Из проходной мы с Катей выходим вместе. Я все еще не в себе от ее внезапного появления и не знаю, как спросить, почему она так вдруг приехала. «Идем заре навстречу» прямым ходом к Кате в общежитие. Солнце, сторукий маляр, уже на лесах и наводит утренний глянец на ведовские небеса.
Катя о чем-то говорит, но я не слушаю ее.
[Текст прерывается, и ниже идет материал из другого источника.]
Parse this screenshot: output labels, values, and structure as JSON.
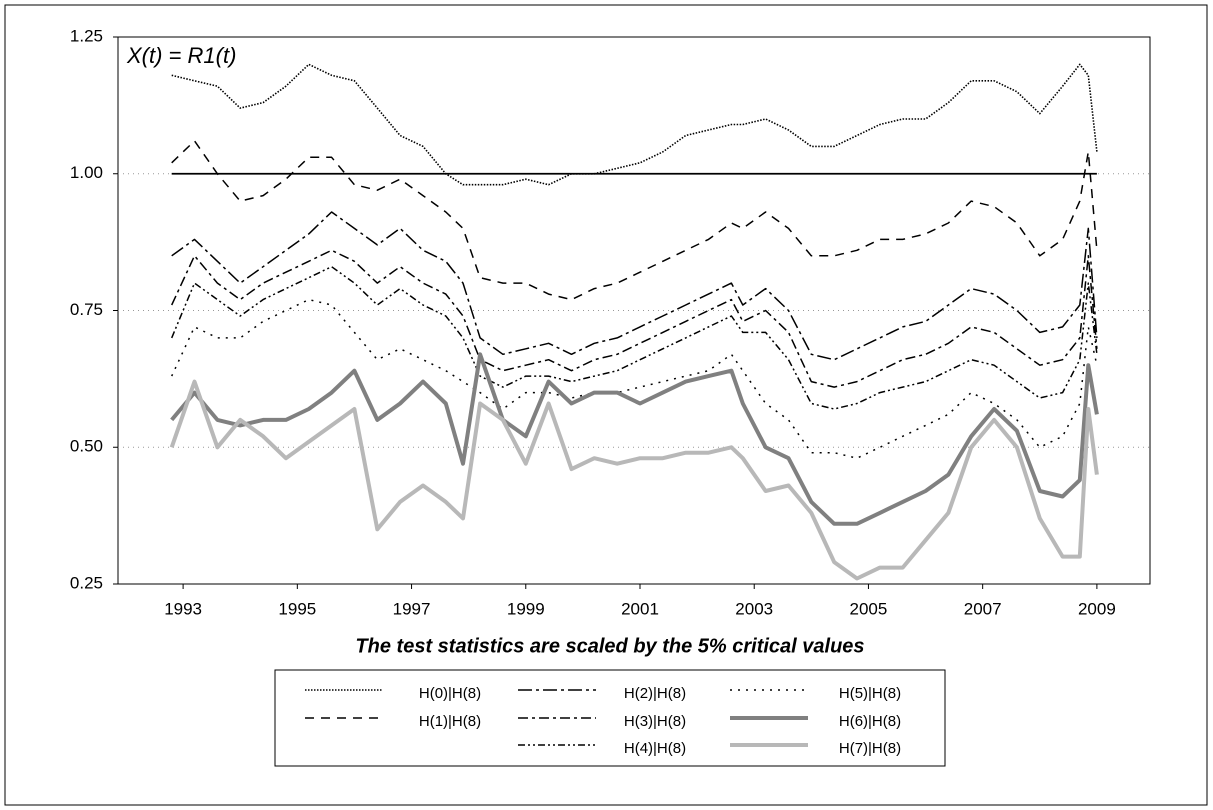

Я весь во власти другого чувства — зрения. Шагаю вполоборота к Кате и, не сводя с нее глаз, думаю: «Какое счастье, что она приехала!»
РАСПЛАТА И НАГРАДА
…Солнце смотрится в круглые зеркальца бочек и, недовольное, морщится. Хотя чего морщиться! Вода в бочках чистая, свежая, без единой ржавой родинки. Старик Хомутов внял голосу уличной «комиссии чистоты» и, чтобы не разводить антисанитарию, сменил воду в бочках. «А, — догадываюсь я про солнце, — морщится потому, что ветерок морщит воду».
Мы вот уже с час не спускаем глаз с бочек. Сидим на продутом ветром дворовом крылечке и смотрим на них как загипнотизированные. Мы — это Валентина Михайловна Ляличкина, представитель власти, я и Вера Сергеевна, понятые, и журналист Федин. Впрочем, никакой он не журналист. Просто прикидывается перед стариком Хомутовым, хотя, на мой взгляд, старик Хомутов давным-давно разгадал его игру. А нам и разгадывать не надо было. Он сам представился: «Инспектор уголовного розыска».